For long distance travel food I have to turn to my childhood: sweet bologna sandwiches on homemade bread, chips, seedless white grapes (an exotic novelty at the time) and Oreos. Not particularly healthy or thrifty but so memorable. We only got those grapes and Oreos on trips. We would pull over to the side of the road where, in a more civilized era, the government provided green painted picnic tables.

Now my travel food comes out for Tuesdays when we're not home for supper. I make a usual supper that can stand room temperatures and pack it in our sealable glass containers. Tonight it's spinach and lentils with crispy onions and beets cooked with anise seed. (Never tried beets with anise before but surely Deborah Madison wouldn't lead me astray.)

Christian @ Modobject at Home said...

Your choices are so simple and easy, yet elegant!
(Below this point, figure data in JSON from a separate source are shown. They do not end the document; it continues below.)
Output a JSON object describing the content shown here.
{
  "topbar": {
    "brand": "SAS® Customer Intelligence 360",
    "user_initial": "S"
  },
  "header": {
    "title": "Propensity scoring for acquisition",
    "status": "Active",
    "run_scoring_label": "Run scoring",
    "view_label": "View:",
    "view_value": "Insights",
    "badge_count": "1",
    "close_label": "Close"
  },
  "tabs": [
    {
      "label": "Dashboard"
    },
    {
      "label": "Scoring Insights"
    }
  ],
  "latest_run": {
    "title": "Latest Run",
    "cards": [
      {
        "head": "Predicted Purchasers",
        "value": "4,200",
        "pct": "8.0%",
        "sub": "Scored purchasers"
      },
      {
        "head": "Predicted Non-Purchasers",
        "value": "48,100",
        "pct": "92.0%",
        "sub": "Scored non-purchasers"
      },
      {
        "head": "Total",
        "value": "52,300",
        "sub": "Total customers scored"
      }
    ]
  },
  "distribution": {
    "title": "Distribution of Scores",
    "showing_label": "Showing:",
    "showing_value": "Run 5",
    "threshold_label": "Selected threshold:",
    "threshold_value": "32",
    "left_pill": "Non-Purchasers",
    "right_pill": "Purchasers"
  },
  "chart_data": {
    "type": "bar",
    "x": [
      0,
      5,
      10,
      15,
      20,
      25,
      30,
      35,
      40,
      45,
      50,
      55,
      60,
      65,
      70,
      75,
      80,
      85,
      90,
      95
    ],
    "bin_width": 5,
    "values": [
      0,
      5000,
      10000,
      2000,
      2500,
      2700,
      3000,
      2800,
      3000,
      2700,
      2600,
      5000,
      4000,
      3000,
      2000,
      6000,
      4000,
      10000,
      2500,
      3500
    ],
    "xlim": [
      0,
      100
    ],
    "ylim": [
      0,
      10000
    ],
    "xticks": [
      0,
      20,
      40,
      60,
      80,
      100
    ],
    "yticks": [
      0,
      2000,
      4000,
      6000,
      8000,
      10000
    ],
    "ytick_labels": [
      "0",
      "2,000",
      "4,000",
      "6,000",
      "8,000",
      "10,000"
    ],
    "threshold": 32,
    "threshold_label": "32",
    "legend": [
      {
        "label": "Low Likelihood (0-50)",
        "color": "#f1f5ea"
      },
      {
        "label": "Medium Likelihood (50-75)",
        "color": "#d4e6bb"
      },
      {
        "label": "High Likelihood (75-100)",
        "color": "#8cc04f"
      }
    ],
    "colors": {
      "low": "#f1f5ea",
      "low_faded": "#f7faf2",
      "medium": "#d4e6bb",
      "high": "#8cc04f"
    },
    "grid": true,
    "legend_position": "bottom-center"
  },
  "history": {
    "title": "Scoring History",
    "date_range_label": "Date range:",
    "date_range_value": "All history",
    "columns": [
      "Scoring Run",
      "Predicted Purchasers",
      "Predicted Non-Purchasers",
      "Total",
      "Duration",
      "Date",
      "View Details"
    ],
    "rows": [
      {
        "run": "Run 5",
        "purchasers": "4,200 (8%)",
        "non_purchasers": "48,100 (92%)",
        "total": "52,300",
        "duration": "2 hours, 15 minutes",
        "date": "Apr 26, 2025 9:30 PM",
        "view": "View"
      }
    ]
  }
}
Egg salad is a good staple to take in the cooler and keep in the frig (if you have access to one). It can work for breakfast or lunch.

Sew Blessed Maw said...

Such a wonderful idea!!

Nicole said...

Great post! As a large family we've always packed travel food; it's just to expensive and unhealthy to eat out all the time. Plus when you are travelling far, it's faster:) I make tortilla roll ups with a variety of fillings (beans, cheese etc.) Lots of cut up fruits and vege's; a hunk of rustic bread and old cheddar is nice too. Sometimes I make mini pies stuffed with vegetables, cheese and apples and other things. The kids always love these since they get there own little pie.

Margo said...

Nicole, I'd love to know your method or recipe for the little pies. That is a great idea.

Nicole said...

Margo here's a link to a post I wrote on travel food last August.
It mentions how I make the mini pies, thought I now make them with a whole wheat pastry recipe. Any pastry will work but I find the flakier the crust the more messy they are to eat!

Practical Parsimony said...

When my three were small, there was no way we could get dressed and to breakfast before we were all famished. I carried plast "party cups" and spoons for breakfast; boiled eggs, peanut butter and graham crackers; apples and knife, bananas, and raisins. We at breakfast In room, lunch when sightseeing, and dinner at a restaurant.

I bought a gallon of milk when we arrived, put a clean garbage bag in the wastebasket and let my son get ice and carry it back and forth from the machine to the room. By putting blankets, newspaper in the room, and luggage against and on top, the milk lasted us over two days and stayed frosty cold. We added more ice. Boiled eggs stayed cold with the milk.

Refrigerators in the room were not common forty years ago.

If we went to a street festival, we would buy food. We tried not to squelch all the fun and not break the bank. AND, restaurant eating is not fun with three kids who are feeling cranky because of not so healthy food.

For vegetables, the kids at carrots and celery. At restaurant dinners at night, we highly encouraged some salad eating.